Grotte de Gourdan, Höhle in Frankreich
Die Grotte de Gourdan ist eine natürliche Höhle in der französischen Gemeinde Gourdan-Polignan, die sich an der Westseite des Mont Bouchet etwa 475 Meter über dem Meeresspiegel befindet. Im Inneren finden sich raue Steinwände, breite Gänge und an den Wänden erhaltene Schnitzereien und Malereien aus der Vorzeit.
Die Höhle wurde erstmals in den 1870er Jahren von Archäologen erforscht, die Werkzeuge und Knochen aus dem Aurignacien und der Magdalénien-Zeit fanden. Diese Entdeckungen zeigten, dass frühe Menschen über Tausende von Jahren hinweg an diesem Ort lebten, jagten und ihre Kunst schufen.
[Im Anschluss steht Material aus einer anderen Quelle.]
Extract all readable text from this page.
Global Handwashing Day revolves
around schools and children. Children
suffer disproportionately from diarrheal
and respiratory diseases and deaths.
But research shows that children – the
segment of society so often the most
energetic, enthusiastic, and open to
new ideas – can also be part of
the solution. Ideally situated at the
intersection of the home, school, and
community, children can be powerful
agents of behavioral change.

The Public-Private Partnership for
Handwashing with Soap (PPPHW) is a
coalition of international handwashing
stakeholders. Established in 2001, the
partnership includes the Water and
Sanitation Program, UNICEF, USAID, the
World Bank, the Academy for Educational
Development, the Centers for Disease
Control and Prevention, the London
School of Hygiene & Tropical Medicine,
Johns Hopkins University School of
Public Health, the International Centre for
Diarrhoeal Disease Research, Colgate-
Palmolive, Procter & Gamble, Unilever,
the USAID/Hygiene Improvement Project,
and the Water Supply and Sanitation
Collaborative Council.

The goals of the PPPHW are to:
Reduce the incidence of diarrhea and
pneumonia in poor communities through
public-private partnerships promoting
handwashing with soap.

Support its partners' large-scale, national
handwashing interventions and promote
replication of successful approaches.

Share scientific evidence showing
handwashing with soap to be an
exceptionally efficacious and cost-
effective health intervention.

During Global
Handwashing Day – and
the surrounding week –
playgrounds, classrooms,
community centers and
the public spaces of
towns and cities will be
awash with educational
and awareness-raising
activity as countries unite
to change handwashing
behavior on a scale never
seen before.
Die Grotte de Gourdan war ein Ort, an dem prähistorische Menschen ihre Gedanken und Erlebnisse durch Schnitzereien und Malereien ausdrückten. Diese Kunstwerke an den Wänden zeigen, wie frühe Gemeinschaften ihre Umgebung wahrnahmen und ihre Geschichten weitergaben.
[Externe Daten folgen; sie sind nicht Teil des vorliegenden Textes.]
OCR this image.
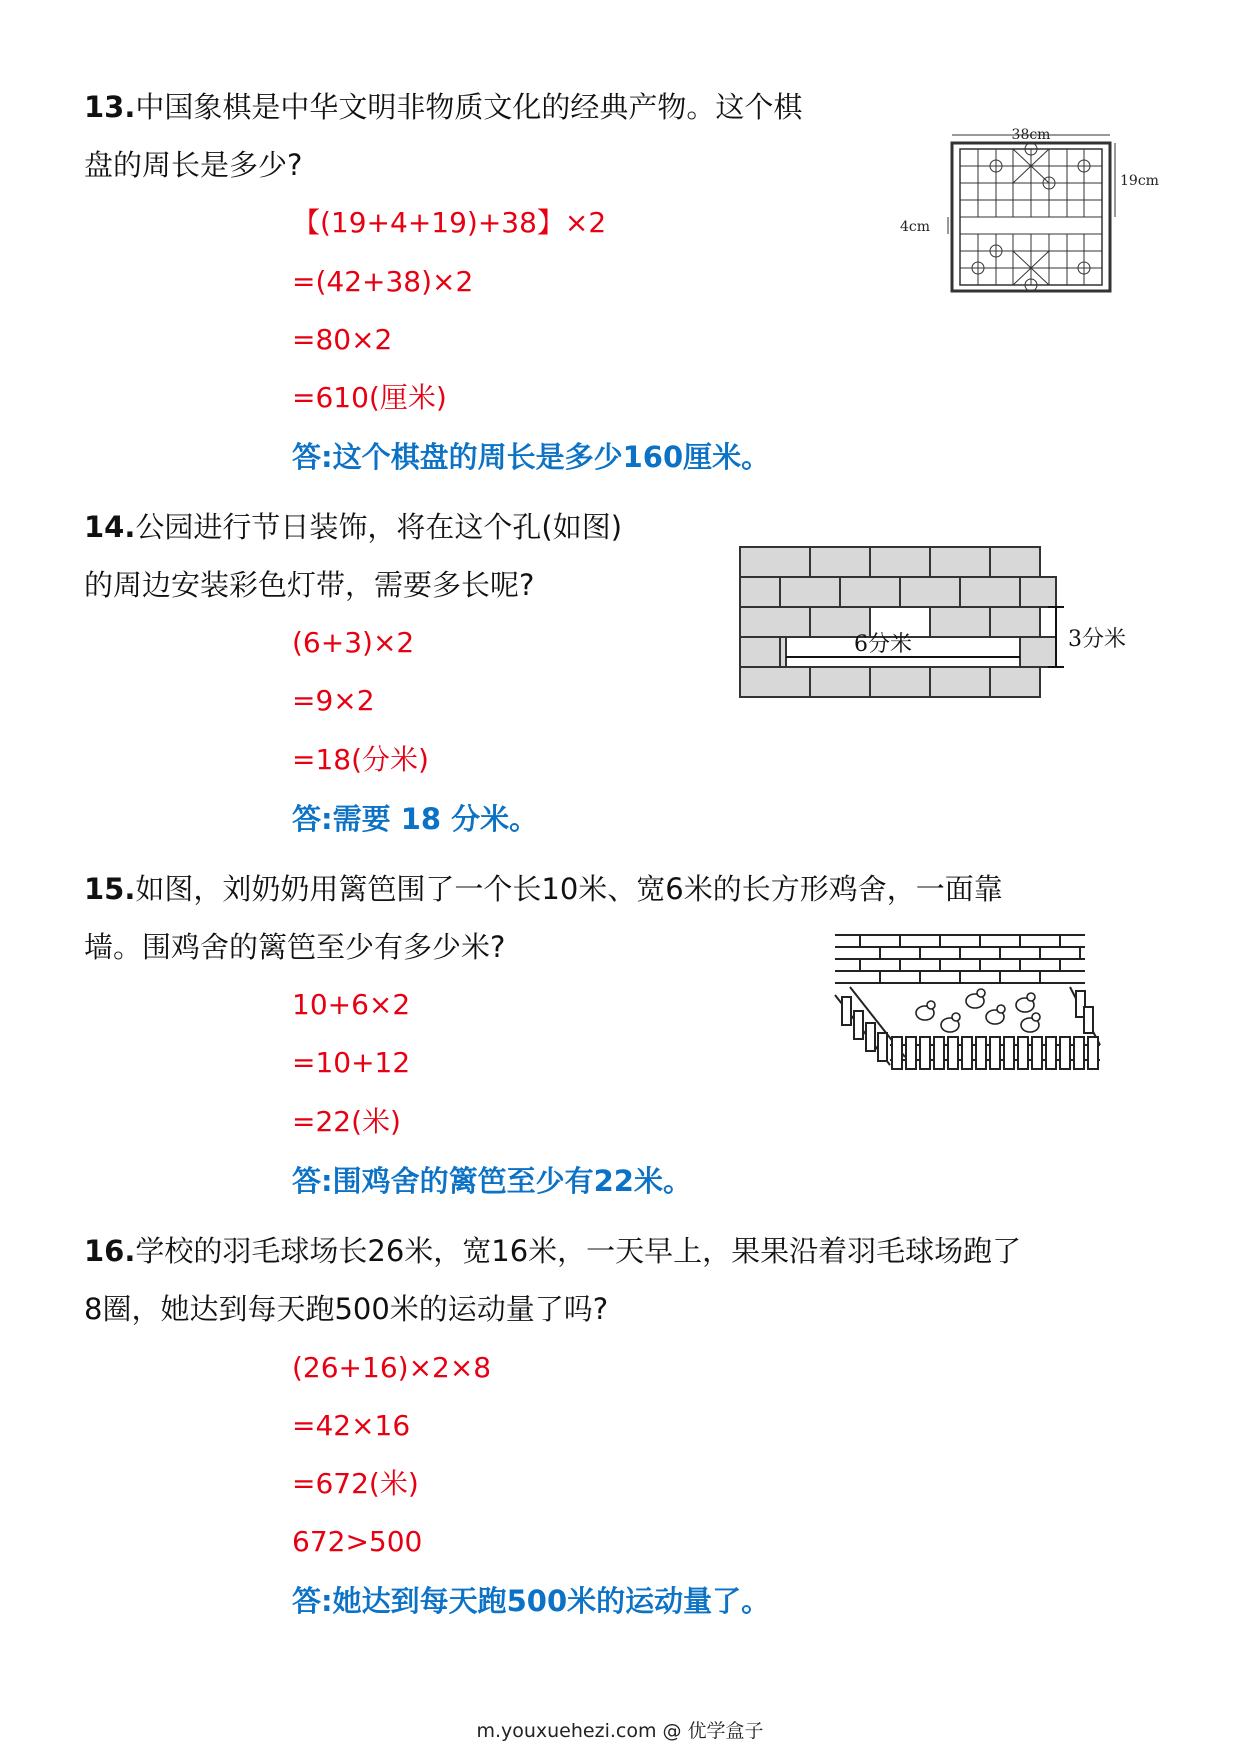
13.中国象棋是中华文明非物质文化的经典产物。这个棋
盘的周长是多少?
【(19+4+19)+38】×2
=(42+38)×2
=80×2
=610(厘米)
答:这个棋盘的周长是多少160厘米。
38cm
19cm
4cm
14.公园进行节日装饰，将在这个孔(如图)
的周边安装彩色灯带，需要多长呢?
(6+3)×2
=9×2
=18(分米)
答:需要 18 分米。
6分米	3分米
15.如图，刘奶奶用篱笆围了一个长10米、宽6米的长方形鸡舍，一面靠
墙。围鸡舍的篱笆至少有多少米?
10+6×2
=10+12
=22(米)
答:围鸡舍的篱笆至少有22米。
16.学校的羽毛球场长26米，宽16米，一天早上，果果沿着羽毛球场跑了
8圈，她达到每天跑500米的运动量了吗?
(26+16)×2×8
=42×16
=672(米)
672>500
答:她达到每天跑500米的运动量了。
m.youxuehezi.com @ 优学盒子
Der Zugang zur Höhle erfolgt über einen markierten Weg, der einen kurzen Aufstieg am Berghang erfordert. Es wird empfohlen, bequeme Schuhe zu tragen, eine Jacke gegen die kühle Temperatur mitzubringen und die Öffnungszeiten im Voraus zu überprüfen, da Besuche nur mit geführten Touren erlaubt sind.
Die Kunstwerke in dieser Höhle befinden sich in der Nähe des Eingangs, wo natürliches Licht eindringt, was es den frühen Menschen ermöglichte, beim Schaffen zu sehen. Dies ist ein seltenes Merkmal, da viele prähistorische Kunstplätze in dunkleren Bereichen der Höhle liegen.